Hungarian forint’s foreign exchange rate in troubled times, ends 2011 lower

Published on December 31, 2011 by   ·   No Comments

Hungary raised less than half as much as planned at a debt auction and the Hungarian forint’s foreign exchange rate dropped to a month low against major currencies on concern the government may not obtain international aid after two credit downgrades to junk status.

The Hungarian government sold 15 billion forint ($62 million) in bonds, 18 billion forint less than the target, at the auction today as borrowing costs rose to the highest in more than two years, while the state rejected all bids for three-year notes. The forint depreciated as much as 1.2 percent and traded 0.6 percent weaker at 310.7 per euro, the weakest on a closing basis since Nov. 25, at 5 p.m. in Budapest.

Standard & Poor’s cut Hungary to non-investment grade last week, following a similar downgrade by Moody’s Investors Service a month earlier, after the IMF and the EU suspended bailout talks with Hungary, citing proposed bills curbing the central bank’s independence. Lawmakers are scheduled to vote on the bills tomorrow.
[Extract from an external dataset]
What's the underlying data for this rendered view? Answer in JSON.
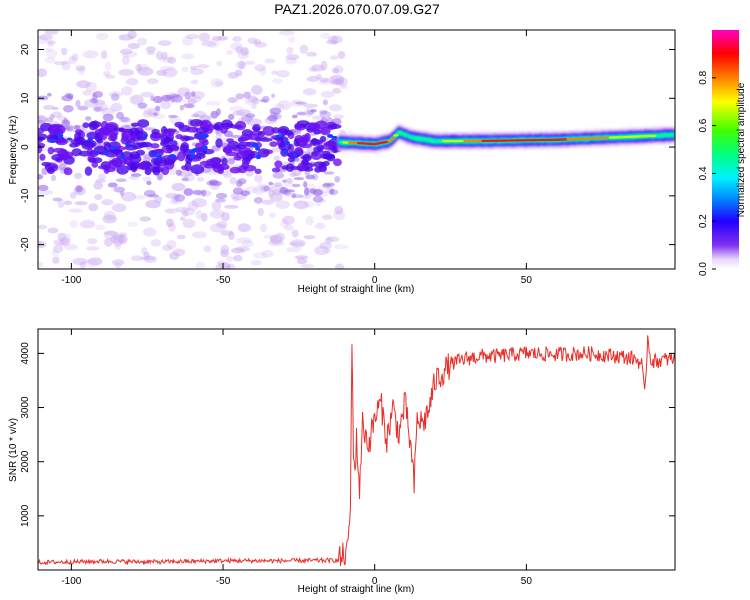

“Hungary can’t finance itself from the market for long unless things begin to normalize,” Antero Atilla, a Copenhagen- based economist at Danske Bank A/S (DANSKE), wrote in an emailed response to questions. “With two downgrades already as kicks below the belt, it will be all the more difficult to climb back on the horse.”

The Debt Management Agency, known as AKK, sold 10 billion forint in 2017 securities at 9.63 percent from 8.72 percent on Dec. 15, and the highest cost since June 2009. The agency raised 5 billion forint in 2022 notes at 9.70 percent from 8.78 percent on Dec. 1 when that maturity was last sold. Investors bid for a total 45 billion forint in debt at today’s auction.

Policy Issues

The IMF has yet to decide on returning to Hungary for formal aid talks as the decision depends on the government engaging on key “policy issues,” Reuters reported yesterday, citing an IMF official.

“The chance of an IMF-EU credit deal is receding,” Jozsef Miro and Gergely Gabler, Budapest-based analysts at Erste Group Bank AG, wrote in research reports today. “As long as there is no IMF credit line, the country will need to finance itself from the market and yields may be heading toward double digits after today’s unsuccessful auction.”

The secondary-market yield on the three year bonds rose 30 basis points, or 0.30 percentage point, to 9.20 percent while the 10-year yield jumped 27 basis points to 9.9 percent.

The Hungarian forint’s foreign exchange rate has lost 14 percent versus the euro since June, the biggest drop among more than 170 currencies for the second half of 2011.

Hungary’s currency has declined 10 percent this year, its worst performance since 2003, the year before the country joined the European Union. A weaker Hungarian forint boosts repayments on foreign currency debt for the government and households and risks driving banks’ losses.